Mehmet Kara, a 36-year-old tourism agent from Istanbul said: “There was an unbelievable effort, sacrifice up there by our friends. We fought the fires all together, we cooperated.”
“We had people who were burned, who were poisoned. We saw all of this as fires raged and we did what we had to do. Now, the support teams have arrived and they’re doing what’s necessary. As you can see, our friends are fighting tooth and nail,” said Kara, who drove with Kutlu from Istanbul.
On Friday, President Recep Tayyip Erdogan said authorities would no longer allow people other than those authorized to fight blazes to approach the fires.
“God forbid, in addition to these (fires) we may have to deal with injuries or similar things. We do not want to experience that,” Erdogan said.

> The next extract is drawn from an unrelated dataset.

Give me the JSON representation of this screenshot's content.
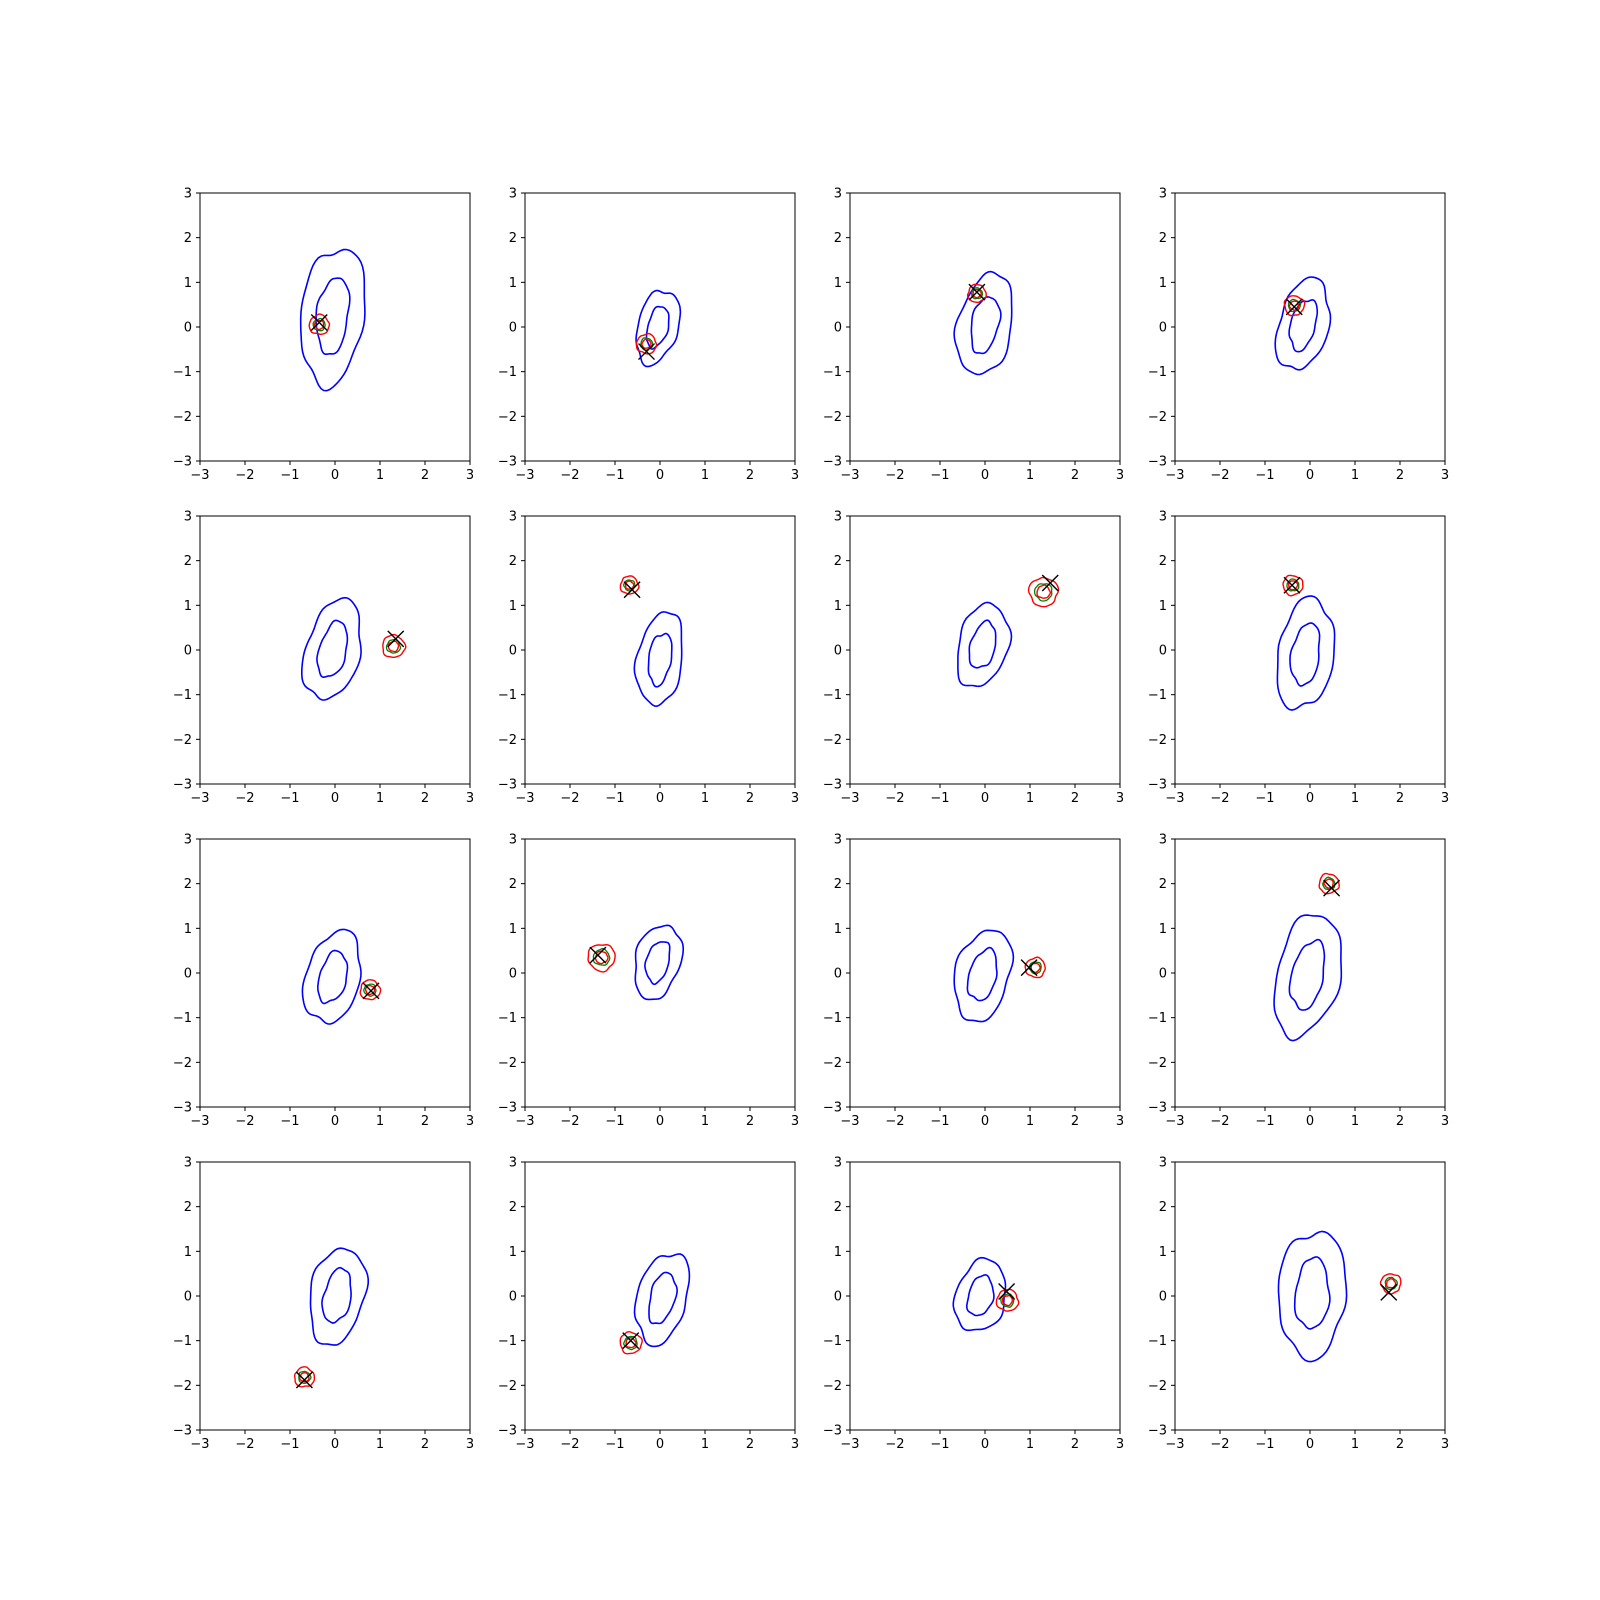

It’s not unusual for people in Turkey to mobilize during times of crisis, such as earthquakes. Many jump into cars to head to the afflicted regions, taking food, water, clothing or blankets.
Turkey’s most famous search-and-rescue team, AKUT, is made up of trained volunteers. The group was founded in the 1990s by mountaineers who were frustrated by a failed mountain rescue operation by the authorities.
Some volunteers joined the firefighting efforts out of frustration at the government’s apparent inadequate response and unpreparedness for large-scale wildfires. Erdogan admitted last week that Turkey’s firefighting planes were grounded and planes flew in from Ukraine, Russia, Azerbaijan, Iran, Croatia and Spain to assist the country.
But Kutlu, best known for his role in the popular Turkish drama series “Valley of the Wolves,” said he was motivated by his “devotion to the country.” He insisted this was not the time for recriminations.
“Right now there’s a fire. Our focus, our only focus, is stopping that fire,” Kutlu said. “We’ll then ask for someone to be accountable. Who’s to blame, who’s not? This is not the time to be fighting over that.”
Fraser reported from Ankara, Turkey. Ayse Wieting in Istanbul contributed.